Sélim Nassib: It’s fairly common, within a community, to forbid all sexual relations with a member of another community. In the precise case of the film we were working on, there was an extra taboo. The fact that Golda Meir was involved with a young Arab aristocrat when she was there to help create a Jewish state was problematic.
Y.Z.: So there was this idea of impossibility that we wanted to examine from both sides. For several years, I’d been interested in these 1.5 million Israeli Arabs, who are overlooked. With the question posed in the film, I found a real point of entry to talk about the lives of these people.
F24: Did the people you interviewed take well to the question of you asked?
Y.Z.: We had some people who were outraged, but never aggressive. The most indignant response came from an old lady, aged 97, whose grandson desperately wanted us to interview her. But we were careful to make sure that there was nothing insulting or humiliating for the people we talked to.

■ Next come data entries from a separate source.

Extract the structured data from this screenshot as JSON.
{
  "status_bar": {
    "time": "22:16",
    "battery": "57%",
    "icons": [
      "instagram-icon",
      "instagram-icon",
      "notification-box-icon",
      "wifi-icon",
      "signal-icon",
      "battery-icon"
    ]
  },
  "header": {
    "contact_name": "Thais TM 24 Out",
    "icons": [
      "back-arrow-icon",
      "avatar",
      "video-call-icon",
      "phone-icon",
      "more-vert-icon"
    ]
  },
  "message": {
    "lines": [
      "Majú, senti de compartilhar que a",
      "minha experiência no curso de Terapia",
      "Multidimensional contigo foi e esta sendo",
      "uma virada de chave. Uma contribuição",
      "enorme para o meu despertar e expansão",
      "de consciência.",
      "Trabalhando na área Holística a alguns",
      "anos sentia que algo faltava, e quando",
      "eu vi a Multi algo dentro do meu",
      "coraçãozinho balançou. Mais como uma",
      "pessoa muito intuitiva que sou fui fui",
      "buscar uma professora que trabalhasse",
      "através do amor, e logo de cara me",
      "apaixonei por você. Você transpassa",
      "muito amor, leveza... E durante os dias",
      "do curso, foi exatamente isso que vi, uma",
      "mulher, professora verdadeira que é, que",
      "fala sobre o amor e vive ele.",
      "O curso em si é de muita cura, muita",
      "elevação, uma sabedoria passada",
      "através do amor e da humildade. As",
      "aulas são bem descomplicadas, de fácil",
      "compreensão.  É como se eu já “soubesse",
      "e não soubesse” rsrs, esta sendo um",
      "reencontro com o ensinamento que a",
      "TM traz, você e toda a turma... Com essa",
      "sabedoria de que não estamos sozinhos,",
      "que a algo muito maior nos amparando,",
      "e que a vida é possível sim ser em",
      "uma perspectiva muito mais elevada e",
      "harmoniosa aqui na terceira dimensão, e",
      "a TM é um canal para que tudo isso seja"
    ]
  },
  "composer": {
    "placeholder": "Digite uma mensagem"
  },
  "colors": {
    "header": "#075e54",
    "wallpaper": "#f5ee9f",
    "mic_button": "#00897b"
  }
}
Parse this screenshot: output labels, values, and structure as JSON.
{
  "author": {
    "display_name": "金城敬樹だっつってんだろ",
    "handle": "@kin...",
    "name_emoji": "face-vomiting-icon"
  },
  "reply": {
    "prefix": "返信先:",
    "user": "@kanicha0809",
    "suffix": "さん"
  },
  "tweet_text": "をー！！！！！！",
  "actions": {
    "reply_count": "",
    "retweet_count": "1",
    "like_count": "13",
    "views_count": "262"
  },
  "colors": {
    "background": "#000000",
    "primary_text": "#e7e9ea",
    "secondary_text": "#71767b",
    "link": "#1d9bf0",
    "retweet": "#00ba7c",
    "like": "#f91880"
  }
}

S.N.: A lot of people seemed surprised, because they didn’t expect us to ask the question. And after, they’re so focused on trying to answer that they forget to be offended.
Y.Z.: We never talk honestly about the Israeli-Palestinian conflict. I’ve always thought that you’d need a first-rate psychoanalyst to resolve this problem. When people answer a question that’s specifically about sex, it’s impossible to be disingenuous. A lot of the people we talked to were surprised by how the question made them feel. There’s something liberating about the question, because desire puts everyone on an equal footing. Whether you answer yes or no, whether you’re Arab or Jewish, everyone feels sexual desire. Even in this territory of dehumanisation and negation of the other. The best thing about this film is that it lessens the rage, it lessens the allergy to the other.
F24: Are you worried about the reaction of Jews and Arabs who see the film?
S.N.: The first eight minutes of the film were shown in Ramallah, and they were all doubled over in laughter. Usually we only talk about them within the context of war, poverty, or racism. And here, suddenly, we’re talking about them as objects of sexual fantasy, of desire.
Y.Z.: I know the move was shown in a kibbutz, and afterwards, the viewers were asking each other the question. It’s a contagious question.
S. N.: At the Venice Film Festival, where the film was shown, a Turkish journalist told us it could apply to Greeks and Turks, while a Pakistani told us it could apply to Pakistanis and Indians. Everyone can apply the film to his or her own situation.
F24: Do you think sex can really bring together Israeli Jews and Israeli Arabs?
S.N.: At the beginning of the film, a Jewish Israeli woman talks about her sexual experience with an Arab, saying she felt like she was “making peace with an entire people”. But she also adds that she felt it was the least erotic sexual experience of her entire life. So the movie is inconclusive. We never say: “Make love, not war, and the problem will be resolved.” The film doesn’t have that kind of naïve message. It’s just a series of individual responses of people talking about their experiences, their fantasies, their desires. And all of a sudden, we realise that these people all have several things in common.
Y.Z.: At a certain point, one needs to get to know the other side, to have empathy for the other side. These people live together. Of course there’s an enormous amount of fear on each side, but there are plenty of things they agree on! There are already areas in which they work together: the film industry, the police, even the mafia. So you can’t tell me it’s going to be war forever.
"Would You Have Sex With an Arab?" comes out in France on September 12.